Abstract
Diverse sets of complete human genomes are required to construct a pangenome reference and to understand the extent of complex structural variation.
Here we sequence 65 diverse human genomes and build 130 haplotype-resolved assemblies (median continuity of 130 Mb), closing 92% of all previous assembly gaps1,2 and reaching telomere-to-telomere status for 39% of the chromosomes. We highlight complete sequence continuity of complex loci, including the major histocompatibility complex (MHC), SMN1/SMN2, NBPF8 and AMY1/AMY2, and fully resolve 1,852 complex structural variants. In addition, we completely assemble and validate 1,246 human centromeres.
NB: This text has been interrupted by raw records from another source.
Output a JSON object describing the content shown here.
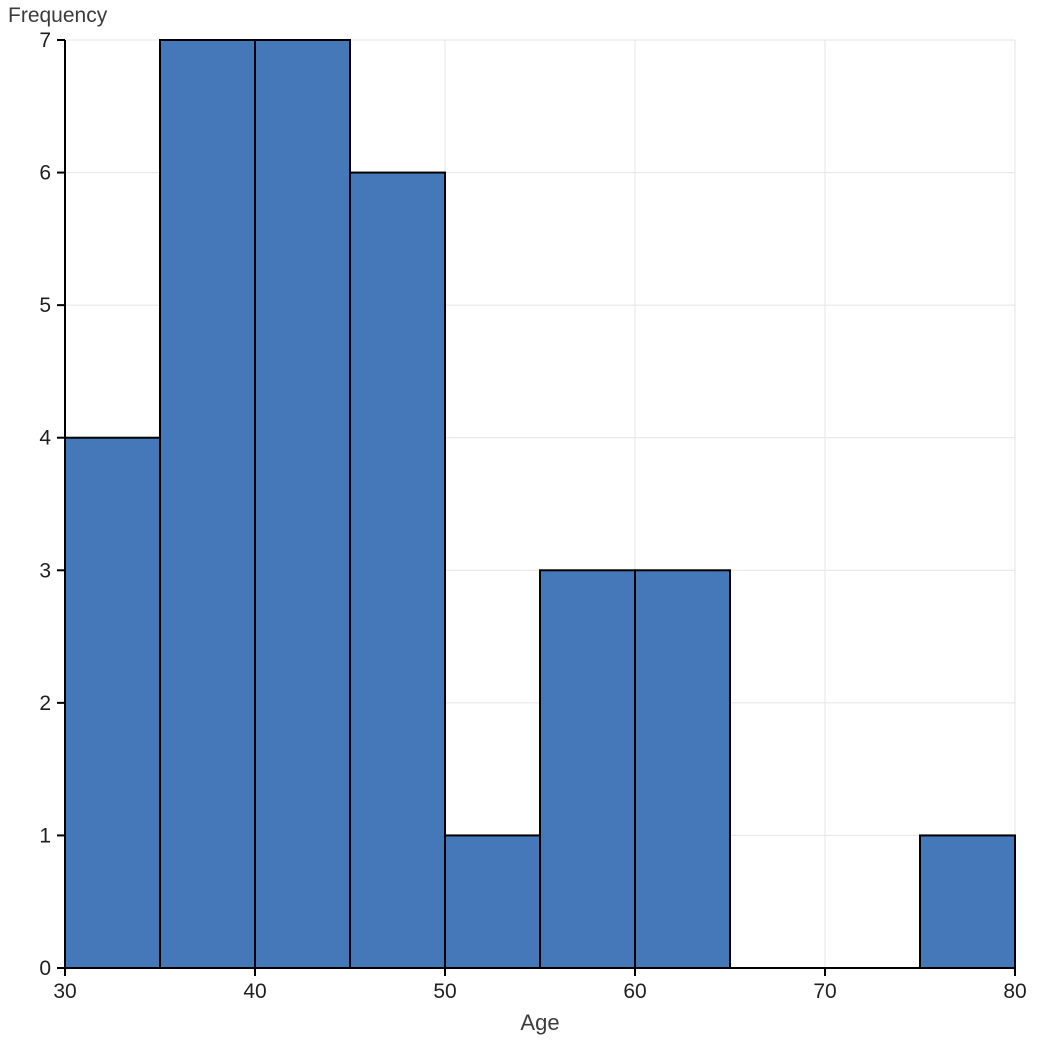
{
  "chart_data": {
    "type": "bar",
    "subtype": "histogram",
    "title": "",
    "xlabel": "Age",
    "ylabel": "Frequency",
    "bin_edges": [
      30,
      35,
      40,
      45,
      50,
      55,
      60,
      65,
      70,
      75,
      80
    ],
    "values": [
      4,
      7,
      7,
      6,
      1,
      3,
      3,
      0,
      0,
      1
    ],
    "xlim": [
      30,
      80
    ],
    "ylim": [
      0,
      7
    ],
    "x_ticks": [
      30,
      40,
      50,
      60,
      70,
      80
    ],
    "y_ticks": [
      0,
      1,
      2,
      3,
      4,
      5,
      6,
      7
    ],
    "grid": "on",
    "legend": "none",
    "bar_color": "#4478b9",
    "edge_color": "#000000",
    "grid_color": "#e4e4e4",
    "axis_color": "#000000"
  }
}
We find up to 30-fold variation in α-satellite higher-order repeat array length and characterize the pattern of mobile element insertions into α-satellite higher-order repeat arrays. Although most centromeres predict a single site of kinetochore attachment, epigenetic analysis suggests the presence of two hypomethylated regions for 7% of centromeres.
Combining our data with the draft pangenome reference1 significantly enhances genotyping accuracy from short-read data, enabling whole-genome inference3 to a median quality value of 45. Using this approach, 26,115 structural variants per individual are detected, substantially increasing the number of structural variants now amenable to downstream disease association studies.